Your database must support the metric you plan to query with.

2.3 Approximate-Nearest-Neighbor (ANN) Indexes

Brute-force scanning every vector is O(N · d). ANN indexes such as HNSW (Hierarchical Navigable Small World) or IVF (Inverted File) trade tiny accuracy loss for 100-1000× speedups—critical when your table has millions of rows.

2.4 Data Model & Schemas

A vector database typically stores:

id UUID / BIGINT
embedding VECTOR(1536)
metadata JSONB (title, url, etc.)


Metadata enables post-filtering (e.g., date range, user_id) before similarity search.

3. When to Use a Vector Database

Ask two questions:

1. Do I need similarity search beyond exact matches?
2. Will the number of vectors or QPS (queries per second) exceed brute-force feasibility?

If yes to either, a vector index—inside Postgres or a purpose-built system like Pinecone, Weaviate, or Milvus—pays off.

4. Hands-On: Building Semantic Search with Postgres + pgvector

The pgvector extension adds a vector column type and ANN indexes to PostgreSQL, letting you stay inside a familiar relational stack.

Step 1 – Install pgvector

# Homebrew example (macOS)
brew install pgvector
psql -d mydb -c "CREATE EXTENSION IF NOT EXISTS vector;"


Step 2 – Create the Table

CREATE TABLE documents (
id SERIAL PRIMARY KEY,
content TEXT,
embedding VECTOR(1536)
);

-- Add an HNSW index for fast cosine search
CREATE INDEX ON documents USING hnsw (embedding vector_cosine_ops);


Step 3 – Generate & Insert Embeddings (Python)

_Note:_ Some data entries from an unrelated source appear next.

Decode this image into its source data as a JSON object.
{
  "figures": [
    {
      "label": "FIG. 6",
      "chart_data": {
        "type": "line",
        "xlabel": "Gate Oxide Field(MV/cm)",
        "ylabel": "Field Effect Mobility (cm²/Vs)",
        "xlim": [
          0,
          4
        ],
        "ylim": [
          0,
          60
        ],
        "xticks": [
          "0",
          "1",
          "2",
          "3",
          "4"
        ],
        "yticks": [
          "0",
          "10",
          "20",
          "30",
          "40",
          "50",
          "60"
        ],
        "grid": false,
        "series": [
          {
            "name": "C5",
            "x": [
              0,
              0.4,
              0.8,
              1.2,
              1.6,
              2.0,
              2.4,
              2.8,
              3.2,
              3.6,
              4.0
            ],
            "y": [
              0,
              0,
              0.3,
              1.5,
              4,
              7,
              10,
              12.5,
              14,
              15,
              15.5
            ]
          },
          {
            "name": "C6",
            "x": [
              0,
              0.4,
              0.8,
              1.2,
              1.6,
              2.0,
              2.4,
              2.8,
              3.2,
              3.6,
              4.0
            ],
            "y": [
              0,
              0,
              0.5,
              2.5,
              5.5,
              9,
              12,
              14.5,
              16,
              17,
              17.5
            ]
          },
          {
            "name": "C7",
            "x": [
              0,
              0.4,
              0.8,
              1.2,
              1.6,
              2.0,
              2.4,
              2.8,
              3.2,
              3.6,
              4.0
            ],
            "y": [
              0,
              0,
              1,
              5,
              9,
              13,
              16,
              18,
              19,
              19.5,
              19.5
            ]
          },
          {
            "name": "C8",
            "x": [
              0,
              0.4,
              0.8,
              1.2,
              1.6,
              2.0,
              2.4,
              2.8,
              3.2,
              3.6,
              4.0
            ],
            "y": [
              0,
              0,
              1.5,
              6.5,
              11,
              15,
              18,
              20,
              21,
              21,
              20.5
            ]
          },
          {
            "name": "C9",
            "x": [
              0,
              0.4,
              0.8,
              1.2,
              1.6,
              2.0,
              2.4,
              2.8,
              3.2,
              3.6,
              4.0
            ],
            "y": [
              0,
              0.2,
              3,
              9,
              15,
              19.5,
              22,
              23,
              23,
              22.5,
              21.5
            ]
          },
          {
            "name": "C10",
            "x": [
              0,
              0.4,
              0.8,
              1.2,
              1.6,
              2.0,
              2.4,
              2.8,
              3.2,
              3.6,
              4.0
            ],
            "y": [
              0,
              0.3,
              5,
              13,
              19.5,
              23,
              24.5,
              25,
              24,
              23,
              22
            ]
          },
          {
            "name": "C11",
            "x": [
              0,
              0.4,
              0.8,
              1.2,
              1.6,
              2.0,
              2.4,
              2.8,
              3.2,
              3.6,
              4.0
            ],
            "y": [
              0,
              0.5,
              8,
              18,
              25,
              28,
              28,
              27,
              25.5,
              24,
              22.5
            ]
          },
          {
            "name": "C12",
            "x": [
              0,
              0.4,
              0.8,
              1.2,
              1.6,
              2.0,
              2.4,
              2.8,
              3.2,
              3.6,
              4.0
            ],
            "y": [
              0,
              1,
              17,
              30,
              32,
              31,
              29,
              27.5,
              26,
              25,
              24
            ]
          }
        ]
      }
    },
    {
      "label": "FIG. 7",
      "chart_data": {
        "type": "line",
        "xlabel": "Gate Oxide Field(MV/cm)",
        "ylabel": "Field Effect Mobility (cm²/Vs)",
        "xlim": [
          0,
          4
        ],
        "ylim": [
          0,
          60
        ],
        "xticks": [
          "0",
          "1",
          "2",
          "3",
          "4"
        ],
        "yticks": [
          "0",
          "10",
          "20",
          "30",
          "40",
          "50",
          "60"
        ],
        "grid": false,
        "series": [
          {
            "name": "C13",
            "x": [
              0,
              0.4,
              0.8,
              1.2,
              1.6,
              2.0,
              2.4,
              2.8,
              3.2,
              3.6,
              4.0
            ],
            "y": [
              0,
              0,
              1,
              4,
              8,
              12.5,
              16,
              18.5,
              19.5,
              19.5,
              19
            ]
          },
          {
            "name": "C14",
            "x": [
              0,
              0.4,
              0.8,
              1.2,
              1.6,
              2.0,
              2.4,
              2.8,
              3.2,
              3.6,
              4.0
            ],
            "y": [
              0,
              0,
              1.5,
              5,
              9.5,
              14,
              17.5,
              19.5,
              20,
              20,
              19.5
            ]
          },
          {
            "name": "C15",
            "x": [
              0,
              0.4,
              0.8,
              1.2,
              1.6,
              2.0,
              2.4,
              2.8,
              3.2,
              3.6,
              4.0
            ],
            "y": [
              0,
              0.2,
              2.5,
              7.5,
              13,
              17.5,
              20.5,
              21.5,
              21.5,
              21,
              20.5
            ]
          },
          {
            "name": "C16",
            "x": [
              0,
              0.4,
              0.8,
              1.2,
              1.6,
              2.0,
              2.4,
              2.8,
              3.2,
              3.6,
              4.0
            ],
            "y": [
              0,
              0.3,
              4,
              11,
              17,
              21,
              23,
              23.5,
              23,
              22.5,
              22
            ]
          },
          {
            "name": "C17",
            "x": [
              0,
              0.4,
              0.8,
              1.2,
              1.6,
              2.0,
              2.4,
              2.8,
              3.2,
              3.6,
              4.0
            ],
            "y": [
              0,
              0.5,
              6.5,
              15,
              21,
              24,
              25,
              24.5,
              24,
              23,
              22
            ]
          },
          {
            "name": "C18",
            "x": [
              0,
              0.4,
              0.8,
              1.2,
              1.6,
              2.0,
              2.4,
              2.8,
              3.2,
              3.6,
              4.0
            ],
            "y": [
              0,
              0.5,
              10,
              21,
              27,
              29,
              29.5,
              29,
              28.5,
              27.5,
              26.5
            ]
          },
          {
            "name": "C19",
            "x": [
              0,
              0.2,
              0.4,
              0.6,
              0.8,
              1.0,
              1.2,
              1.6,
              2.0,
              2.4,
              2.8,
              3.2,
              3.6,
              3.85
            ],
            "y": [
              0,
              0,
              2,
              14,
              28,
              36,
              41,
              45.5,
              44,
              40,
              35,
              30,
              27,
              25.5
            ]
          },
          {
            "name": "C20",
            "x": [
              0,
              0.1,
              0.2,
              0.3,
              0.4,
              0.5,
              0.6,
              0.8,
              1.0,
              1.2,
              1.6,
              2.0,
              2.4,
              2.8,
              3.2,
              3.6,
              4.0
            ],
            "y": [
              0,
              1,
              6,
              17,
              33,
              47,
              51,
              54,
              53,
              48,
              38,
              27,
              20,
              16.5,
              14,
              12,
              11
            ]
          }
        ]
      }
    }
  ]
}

import openai, psycopg2, json
openai.api_key = "YOUR_OPENAI_KEY"
conn = psycopg2.connect(dsn="postgres://@localhost/mydb")
cur = conn.cursor()

texts = ["Galaxy boosts SQL productivity", "Vector DB powers semantic search"]
for t in texts:
resp = openai.Embedding.create(model="text-embedding-3-small", input=t)
vec = resp["data"][0]["embedding"]
cur.execute("INSERT INTO documents (content, embedding) VALUES (%s, %s)", (t, vec))
conn.commit()


Step 4 – Query by Similarity

-- 1. Obtain the query vector (Python or your LLM of choice)
SELECT content, embedding <=> '[0.123, 0.456, ...]' AS distance
FROM documents
ORDER BY distance LIMIT 5;


<=> is pgvector’s operator for cosine distance. Smaller values = closer matches.

Exercise 1 – Try It Yourself

1. Load 1,000 news headlines into documents.
2. Run a similarity search for “latest AI breakthroughs.”
3. How many results still make sense if you set LIMIT 1? Why?

5. Best Practices & Common Pitfalls

• Normalize vectors (unit length) before cosine search.
• Batch inserts—avoid one row per network call.
• Use metadata filters to pre-restrict candidate set; keeps recall high.
• Re-index periodically if you load millions of new vectors.
• Security—vectors can leak info; apply row-level permissions like any sensitive data.

6. Integrating Vector Queries with Galaxy

Because pgvector lives inside PostgreSQL, you can connect your database to Galaxy in seconds. Benefits:

• Autocompletion for vector columns and operators (<=>, <#>).
• Parameterized snippets—store a query template that accepts a JSON array embedding.
• AI Copilot—generate SQL that joins similarity scores with metadata, even across schemas.
• Collections—endorse a “semantic_search_base” query so teammates can safely reuse it without touching dense math.

-- Galaxy Snippet: Top K similar documents
SELECT id, content, embedding <=> :query_vec AS distance
FROM documents
WHERE created_at > NOW() - INTERVAL '30 days'
ORDER BY distance
LIMIT :k;


You can share the snippet via a Galaxy Collection—no more copying raw SQL into Slack.

7. Key Takeaways & Next Steps

• Vector databases excel at similarity search for high-dimensional data.
• You don’t always need a separate product—pgvector brings vectors to Postgres.
• ANN indexes (HNSW, IVF) are the secret sauce for millisecond-level queries.
• Galaxy’s modern SQL editor is a perfect front-end to experiment with vector queries.
• Explore dedicated engines (Pinecone, Milvus, Weaviate) if you outgrow single-node Postgres.

Next Steps: Add embeddings for your documentation repo, create a semantic “search the docs” route, and watch user support tickets drop.